A member can if so permitted by the Chairman, raise a question involving a breach of privilege either of the member himself or of Senate or a Committee thereof. A member who wishes to raise a question of privilege should give a notice in writing to the Secretary before the commencement of the sitting on the day the question is proposed to be raised. However, in the case of urgency the Chairman allows it to be raised at any time during the course of a sitting. If the Chairman holds the motion regarding the privilege motion in order, he refers it to the Privilege Committee for consideration. If a motion to that effect is moved and adopted by the House, the House decides whether a breach of the privilege, as alleged in the motion, has occurred or not.
A member may move a motion for adjournment of normal business of the House to discuss a matter of urgent public importance. An adjournment motion is, ordinarily, admissible if it raises an issue of urgent public importance, relates substantially to one definite issue, is restricted to a matter of recent occurrence and satisfies such other conditions. The admissibility of each Adjournment Motion is determined by the Chairman. If the Chairman is of the opinion that the matter, proposed to be discussed is in order, he shall ask the House and if at least one-fourth of the membership rise, the Chairman shall grant leave to take up the motion as the last item for discussion, for not more than two hours, on such day, as the Chairman may fix.
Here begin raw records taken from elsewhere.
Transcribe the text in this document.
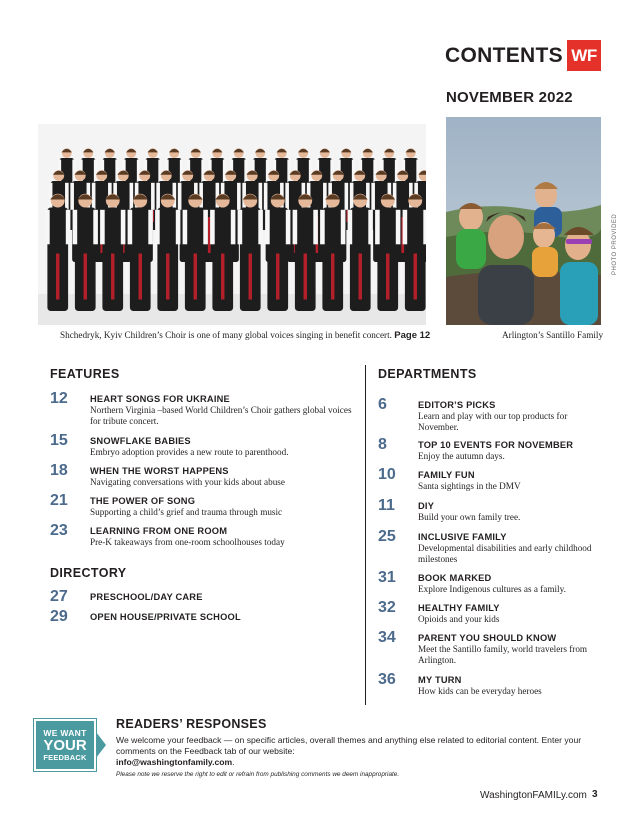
CONTENTS WF
NOVEMBER 2022
PHOTO PROVIDED
Shchedryk, Kyiv Children’s Choir is one of many global voices singing in benefit concert. Page 12	Arlington’s Santillo Family
FEATURES	DEPARTMENTS
DIRECTORY
12	HEART SONGS FOR UKRAINE
Northern Virginia –based World Children’s Choir gathers global voices for tribute concert.
15	SNOWFLAKE BABIES
Embryo adoption provides a new route to parenthood.
18	WHEN THE WORST HAPPENS
Navigating conversations with your kids about abuse
21	THE POWER OF SONG
Supporting a child’s grief and trauma through music
23	LEARNING FROM ONE ROOM
Pre-K takeaways from one-room schoolhouses today
27	PRESCHOOL/DAY CARE
29	OPEN HOUSE/PRIVATE SCHOOL
6	EDITOR’S PICKS
Learn and play with our top products for November.
8	TOP 10 EVENTS FOR NOVEMBER
Enjoy the autumn days.
10	FAMILY FUN
Santa sightings in the DMV
11	DIY
Build your own family tree.
25	INCLUSIVE FAMILY
Developmental disabilities and early childhood milestones
31	BOOK MARKED
Explore Indigenous cultures as a family.
32	HEALTHY FAMILY
Opioids and your kids
34	PARENT YOU SHOULD KNOW
Meet the Santillo family, world travelers from Arlington.
36	MY TURN
How kids can be everyday heroes
WE WANT
YOUR
FEEDBACK
READERS’ RESPONSES
We welcome your feedback — on specific articles, overall themes and anything else related to editorial content. Enter your comments on the Feedback tab of our website:
info@washingtonfamily.com.
Please note we reserve the right to edit or refrain from publishing comments we deem inappropriate.
WashingtonFAMILy.com 3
A Call Attention Notice can be made by a member to draw attention of the government towards matters of national importance. Through this notice any member can request a Minister that he should pay attention to a particular matter of national importance and take necessary steps. This notice should be given in writing to Secretary not less than two hours before the commencement of the sitting. All Call Attention Notices are put up before the Chairman, who selects one of them but not more than two notices in a week. On the appointed day, the member presents the matter before House to which the relevant Minister gives his answer and states the Government policy.
Members can also move resolutions which are broadly categorized as those mentioned in the Constitution and other than that. The ones not mentioned in the Constitution are moved by either member or a minister on a matter of general public interest and importance. A private resolution must relate to a matter of general public interest, primarily concerning the government, and be in the form of a declaration of opinion by the Senate. In the case of a private resolution, seven days notice has to be given whereas in the case of a resolution, moved by the Minister, three days notice is required. A time limit is fixed for each speech on a resolution. A resolution, given notice of by a Member/Minister, in pursuance of a provision in the Constitution or an Act of Parliament, is called a Statutory Resolution which includes resolution for removal of President (Article 47), resolution for disapproval or extension of time of Ordinances (Article 89) and resolution for approval of a Proclamation of Emergency (Article 232).